Eye-Docs Ltd, trading as Midland Eye, is a privately owned secondary-care ophthalmology practice offering a one-stop, specialist service for the diagnosis and treatment of all eye conditions.
The company has entered into a three year Knowledge Transfer Partnership (KTP) with Dr Shehzad Naroo, with support from Professor James Wolffsohn from the Ophthalmic Research Group at Aston University’s School of Life and Health Sciences, to develop treatment models and regimens to enhance patient care.
The aim of the KTP is to develop treatment models based on patient pathways, treatment regimens and outcomes for presbyopia and laser cataract surgery within a private ophthalmic surgical centre to enable the continual improvement of surgical techniques.
The ability for Midland Eye to offer a premium service option for cataract patients and an entirely new service for reversal of presbyopia will enhance the reputation of the group. It will also give patients across the network of private hospitals, in the Aspen Healthcare group, the opportunity to access these new services.
With a view to growing the business and to improve the range of services offered to patients, Midland Eye is currently taking on new surgeons to maximise the use of its facilities. It has also invested in top of the range equipment, including a state of the art LENSAR femtosecond laser to enhance patient care and experience.

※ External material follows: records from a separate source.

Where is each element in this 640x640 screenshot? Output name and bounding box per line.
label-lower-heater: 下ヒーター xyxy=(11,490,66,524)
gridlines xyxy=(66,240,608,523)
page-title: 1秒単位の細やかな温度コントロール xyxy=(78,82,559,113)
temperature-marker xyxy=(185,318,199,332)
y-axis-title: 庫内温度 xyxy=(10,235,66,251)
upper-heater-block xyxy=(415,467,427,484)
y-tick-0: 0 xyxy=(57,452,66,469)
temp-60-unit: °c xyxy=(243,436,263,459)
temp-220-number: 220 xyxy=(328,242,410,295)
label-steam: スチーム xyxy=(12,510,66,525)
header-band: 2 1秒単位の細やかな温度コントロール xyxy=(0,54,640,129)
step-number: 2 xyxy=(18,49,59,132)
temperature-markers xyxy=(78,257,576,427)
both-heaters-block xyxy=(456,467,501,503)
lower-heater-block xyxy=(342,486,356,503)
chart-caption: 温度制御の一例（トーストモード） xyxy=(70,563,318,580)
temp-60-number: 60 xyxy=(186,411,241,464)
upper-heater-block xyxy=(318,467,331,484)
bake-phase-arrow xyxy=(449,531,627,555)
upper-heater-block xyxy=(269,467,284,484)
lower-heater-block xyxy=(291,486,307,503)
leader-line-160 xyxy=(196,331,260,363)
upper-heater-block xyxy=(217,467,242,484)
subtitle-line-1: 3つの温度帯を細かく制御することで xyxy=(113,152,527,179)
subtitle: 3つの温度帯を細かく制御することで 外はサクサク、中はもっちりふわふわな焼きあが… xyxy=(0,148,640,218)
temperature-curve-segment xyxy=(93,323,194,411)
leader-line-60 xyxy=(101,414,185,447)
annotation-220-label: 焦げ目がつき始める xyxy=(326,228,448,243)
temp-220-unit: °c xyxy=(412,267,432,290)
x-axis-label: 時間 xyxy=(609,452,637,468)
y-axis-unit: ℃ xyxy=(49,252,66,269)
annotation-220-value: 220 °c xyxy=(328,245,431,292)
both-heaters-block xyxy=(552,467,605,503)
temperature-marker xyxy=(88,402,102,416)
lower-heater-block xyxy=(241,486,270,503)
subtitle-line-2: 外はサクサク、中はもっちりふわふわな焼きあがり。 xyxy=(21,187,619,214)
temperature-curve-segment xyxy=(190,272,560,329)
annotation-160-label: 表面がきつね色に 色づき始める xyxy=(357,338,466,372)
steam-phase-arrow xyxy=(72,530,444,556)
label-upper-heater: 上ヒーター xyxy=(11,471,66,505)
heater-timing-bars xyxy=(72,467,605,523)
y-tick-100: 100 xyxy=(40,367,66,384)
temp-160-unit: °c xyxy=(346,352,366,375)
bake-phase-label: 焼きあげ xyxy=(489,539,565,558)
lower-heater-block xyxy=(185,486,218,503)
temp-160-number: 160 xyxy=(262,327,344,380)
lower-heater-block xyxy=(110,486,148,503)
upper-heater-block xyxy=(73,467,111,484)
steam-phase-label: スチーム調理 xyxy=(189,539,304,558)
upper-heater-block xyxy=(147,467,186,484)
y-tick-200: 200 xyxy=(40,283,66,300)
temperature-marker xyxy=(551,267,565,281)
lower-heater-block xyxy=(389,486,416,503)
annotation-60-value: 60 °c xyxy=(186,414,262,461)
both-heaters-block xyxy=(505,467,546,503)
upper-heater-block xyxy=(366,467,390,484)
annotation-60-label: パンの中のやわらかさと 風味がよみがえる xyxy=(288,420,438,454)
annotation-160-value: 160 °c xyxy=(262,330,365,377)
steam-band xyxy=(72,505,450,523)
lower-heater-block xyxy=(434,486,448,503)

Surgeons at Midland Eye plan to use the LENSAR laser in Cataract Surgery for which LENSAR is licensed by the FDA. The LENSAR laser will also be used in the surgical treatment of Presbyopia (the age-related condition which results in most middle aged people needing reading glasses). This approach will be an entirely novel surgical procedural for this condition and has the potential for reversing the need for reading glasses.
Professor Sunil Shah, Consultant Eye Surgeon at Midland Eye said of the project: “By developing the clinical methodology and optimising both the above treatments, Midland Eye will be the first to offer such treatments in the UK. This provides the potential for higher revenue and margins through provision of the surgery, first in the West Midlands area and later, elsewhere in the UK.”
For the team at Aston, this collaboration will offer the chance to develop new and efficient methodology to complement this state of the art equipment. Dr Shehzad Naroo, School of Life and Health Sciences commented: “The opportunity to work with this novel femtosecond laser presents a unique challenge in developing safe, effective and commercially viable patient pathways and treatment regimens and opens up new research opportunities. Lens softening with a laser to restore eye focus would be a world first and requires new innovative techniques and equipment. The Ophthalmic Research Group at Aston University has a long history in comparable technology fields and will draw on this expertise in this KTP.”